Re: Character set
* Amit Kumar:
Hi Alf, Ron and Andy,
Thanks a lot for your valuable inputs.
[Ron]: Even US Windows is natively a 16-bit UNICODE machine.
[Andy]:If you are writing for Windows only I would advise you to use wchar_t
throughout
The 'W' varients of the windows APIs take UTF-16 encoded null
terminated strings and the 'A' varients require platform encoded null
terminated strings (and not the UTF-8 encoded strings; AFAIK)
The question arises: Can I really use wchar_t to store a UTF-16
encoded character
In Windows, yes provided you're limiting yourself to the Basic Multilingual
Plane, the "BMP", which essentially is the original 16-bit Unicode.
In Windows a wchar_t is 16 bits.
This is due to historical reasons (Microsoft was among the founders of the
Unicode Consortium, IIRC).
and std::wstring to store a UTF-16 encoded string?
Yes, and without the above mentioned limitation.
Stroustrup: "The size of wchar_t is implementation defined and large
enough to hold the largest character set support by the
implementation's locale."
Since it is not guaranteed that wchar_t is 16 bits,
In practice wchar_t is 16 bits or larger on any platform, and in Windows it's
exactly 16 bits.
I cannot simply
store a UTF-16 string in std::wstring and call .c_str() to obtain a
UTF16* for a Windows utf-16 based API.
Happily that's incorrect. :-)
However, note that Windows uses three different wide string representations:
ordinary zero-terminated strings, string buffers with separate length, and so
called B-strings (Basic language strings), where you have a pointer to the first
wchar_t following a string length field which as I recall is 16 bits. The
B-strings are created by SysAllocString & friends.
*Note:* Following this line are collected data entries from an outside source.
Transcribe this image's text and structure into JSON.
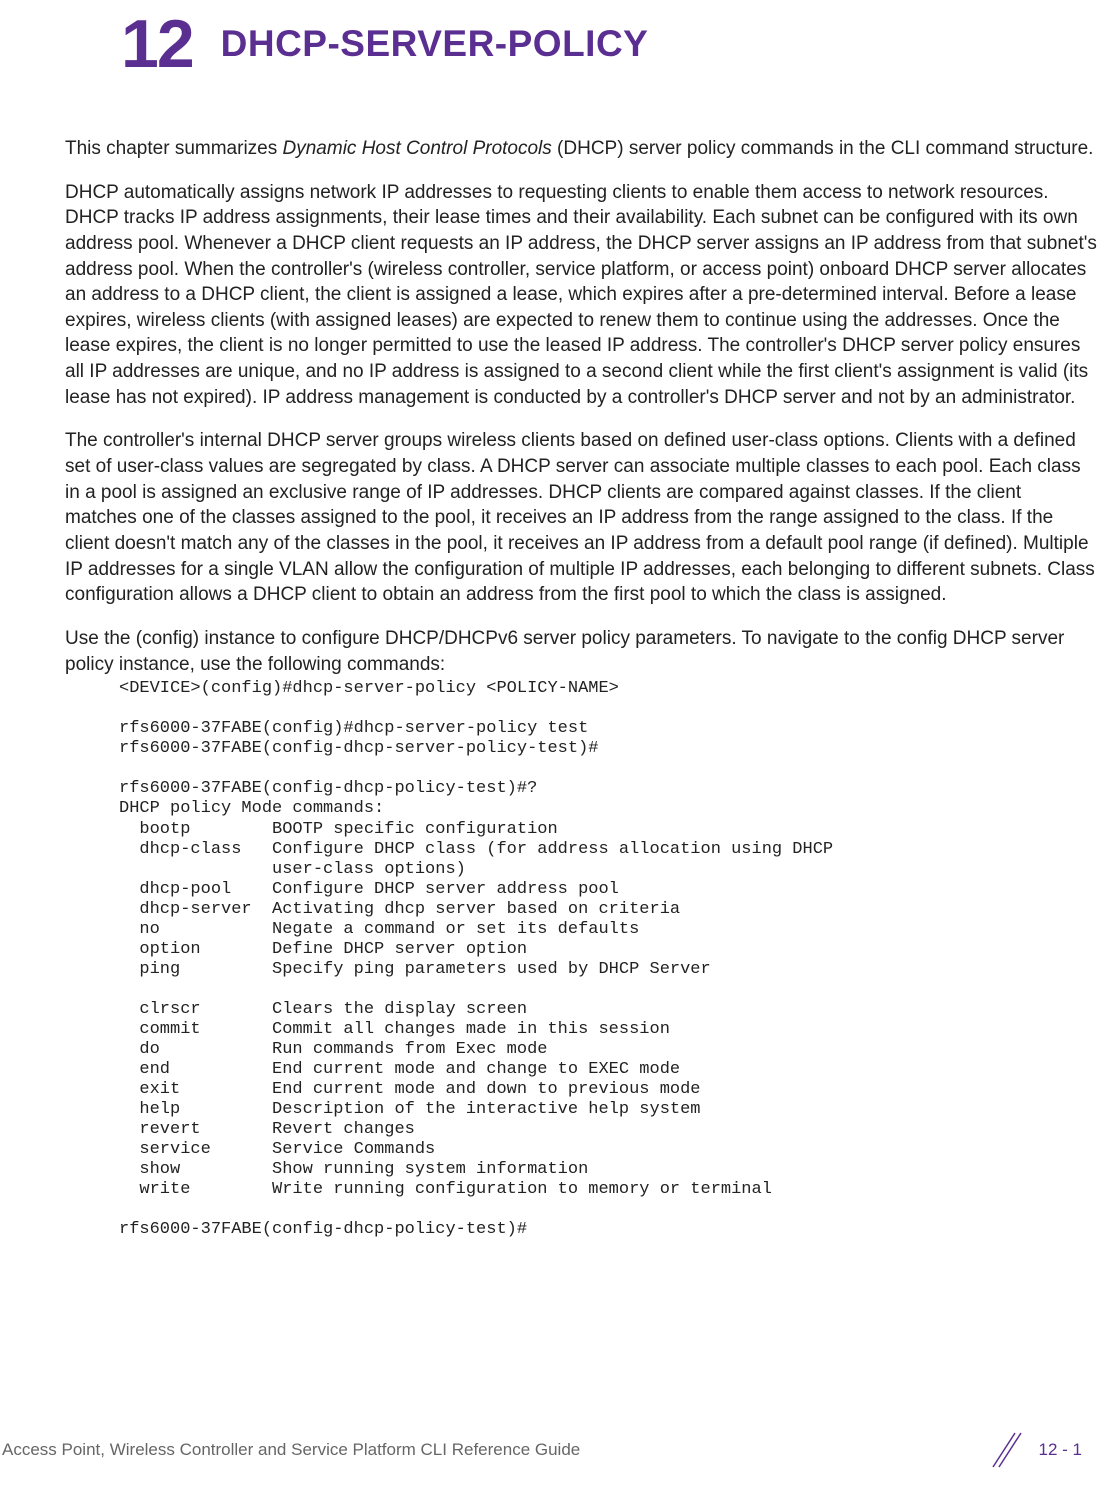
{
  "header": {
    "chapter_number": "12",
    "chapter_title": "DHCP-SERVER-POLICY"
  },
  "paragraphs": {
    "p1_pre": "This chapter summarizes ",
    "p1_em": "Dynamic Host Control Protocols",
    "p1_post": " (DHCP) server policy commands in the CLI command structure.",
    "p2": "DHCP automatically assigns network IP addresses to requesting clients to enable them access to network resources. DHCP tracks IP address assignments, their lease times and their availability. Each subnet can be configured with its own address pool. Whenever a DHCP client requests an IP address, the DHCP server assigns an IP address from that subnet's address pool. When the controller's (wireless controller, service platform, or access point) onboard DHCP server allocates an address to a DHCP client, the client is assigned a lease, which expires after a pre-determined interval. Before a lease expires, wireless clients (with assigned leases) are expected to renew them to continue using the addresses. Once the lease expires, the client is no longer permitted to use the leased IP address. The controller's DHCP server policy ensures all IP addresses are unique, and no IP address is assigned to a second client while the first client's assignment is valid (its lease has not expired). IP address management is conducted by a controller's DHCP server and not by an administrator.",
    "p3": "The controller's internal DHCP server groups wireless clients based on defined user-class options. Clients with a defined set of user-class values are segregated by class. A DHCP server can associate multiple classes to each pool. Each class in a pool is assigned an exclusive range of IP addresses. DHCP clients are compared against classes. If the client matches one of the classes assigned to the pool, it receives an IP address from the range assigned to the class. If the client doesn't match any of the classes in the pool, it receives an IP address from a default pool range (if defined). Multiple IP addresses for a single VLAN allow the configuration of multiple IP addresses, each belonging to different subnets. Class configuration allows a DHCP client to obtain an address from the first pool to which the class is assigned.",
    "p4": "Use the (config) instance to configure DHCP/DHCPv6 server policy parameters. To navigate to the config DHCP server policy instance, use the following commands:"
  },
  "code": "<DEVICE>(config)#dhcp-server-policy <POLICY-NAME>\n\nrfs6000-37FABE(config)#dhcp-server-policy test\nrfs6000-37FABE(config-dhcp-server-policy-test)#\n\nrfs6000-37FABE(config-dhcp-policy-test)#?\nDHCP policy Mode commands:\n  bootp        BOOTP specific configuration\n  dhcp-class   Configure DHCP class (for address allocation using DHCP\n               user-class options)\n  dhcp-pool    Configure DHCP server address pool\n  dhcp-server  Activating dhcp server based on criteria\n  no           Negate a command or set its defaults\n  option       Define DHCP server option\n  ping         Specify ping parameters used by DHCP Server\n\n  clrscr       Clears the display screen\n  commit       Commit all changes made in this session\n  do           Run commands from Exec mode\n  end          End current mode and change to EXEC mode\n  exit         End current mode and down to previous mode\n  help         Description of the interactive help system\n  revert       Revert changes\n  service      Service Commands\n  show         Show running system information\n  write        Write running configuration to memory or terminal\n\nrfs6000-37FABE(config-dhcp-policy-test)#",
  "footer": {
    "left": "Access Point, Wireless Controller and Service Platform CLI Reference Guide",
    "right": "12 - 1"
  }
}
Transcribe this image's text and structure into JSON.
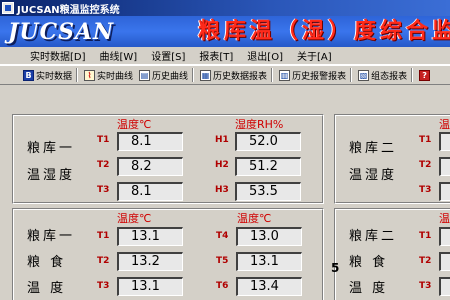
{
  "window": {
    "title": "JUCSAN粮温监控系统"
  },
  "banner": {
    "logo": "JUCSAN",
    "title": "粮库温（湿）度综合监测系"
  },
  "menu": [
    "实时数据[D]",
    "曲线[W]",
    "设置[S]",
    "报表[T]",
    "退出[O]",
    "关于[A]"
  ],
  "toolbar": [
    {
      "icon": "B",
      "label": "实时数据"
    },
    {
      "icon": "⌇",
      "label": "实时曲线"
    },
    {
      "icon": "▤",
      "label": "历史曲线"
    },
    {
      "icon": "▦",
      "label": "历史数据报表"
    },
    {
      "icon": "▥",
      "label": "历史报警报表"
    },
    {
      "icon": "▧",
      "label": "组态报表"
    },
    {
      "icon": "?",
      "label": ""
    }
  ],
  "panels": {
    "p1": {
      "name_line1": "粮库一",
      "name_line2": "温湿度",
      "temp_header": "温度℃",
      "hum_header": "湿度RH%",
      "rows": [
        {
          "tl": "T1",
          "tv": "8.1",
          "hl": "H1",
          "hv": "52.0"
        },
        {
          "tl": "T2",
          "tv": "8.2",
          "hl": "H2",
          "hv": "51.2"
        },
        {
          "tl": "T3",
          "tv": "8.1",
          "hl": "H3",
          "hv": "53.5"
        }
      ]
    },
    "p2": {
      "name_line1": "粮库二",
      "name_line2": "温湿度",
      "temp_header": "温",
      "rows": [
        {
          "tl": "T1"
        },
        {
          "tl": "T2"
        },
        {
          "tl": "T3"
        }
      ]
    },
    "p3": {
      "name_line1": "粮库一",
      "name_line2": "粮 食",
      "name_line3": "温 度",
      "temp_header": "温度℃",
      "temp_header2": "温度℃",
      "rows": [
        {
          "tl": "T1",
          "tv": "13.1",
          "tl2": "T4",
          "tv2": "13.0"
        },
        {
          "tl": "T2",
          "tv": "13.2",
          "tl2": "T5",
          "tv2": "13.1"
        },
        {
          "tl": "T3",
          "tv": "13.1",
          "tl2": "T6",
          "tv2": "13.4"
        }
      ]
    },
    "p4": {
      "name_line1": "粮库二",
      "name_line2": "粮 食",
      "name_line3": "温 度",
      "temp_header": "温",
      "rows": [
        {
          "tl": "T1"
        },
        {
          "tl": "T2"
        },
        {
          "tl": "T3"
        }
      ]
    }
  },
  "misc": {
    "five": "5"
  }
}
Microsoft's C++ compiler, Visual C++, supports B-strings and other Windows
specific types (including an intrusive smart pointer for COM objects) via some
run-time library types.
Even more frustrating and annoying thing is that I cannot even store a
utf-8 string in std::string.
Happily that's also incorrect.
Why? Because std::string is
std::basic_string<char>, and char is not guaranteed to be 8 bits
And happily :-), that's also incorrect. 'char' is indeed guaranteed to be at
least 8 bits. See the FAQ for that and other guarantees.
(though it is practically always 8 bits, as pointed out by Ron).
*Hark*. As far as I can see Ron did not make any such mistake.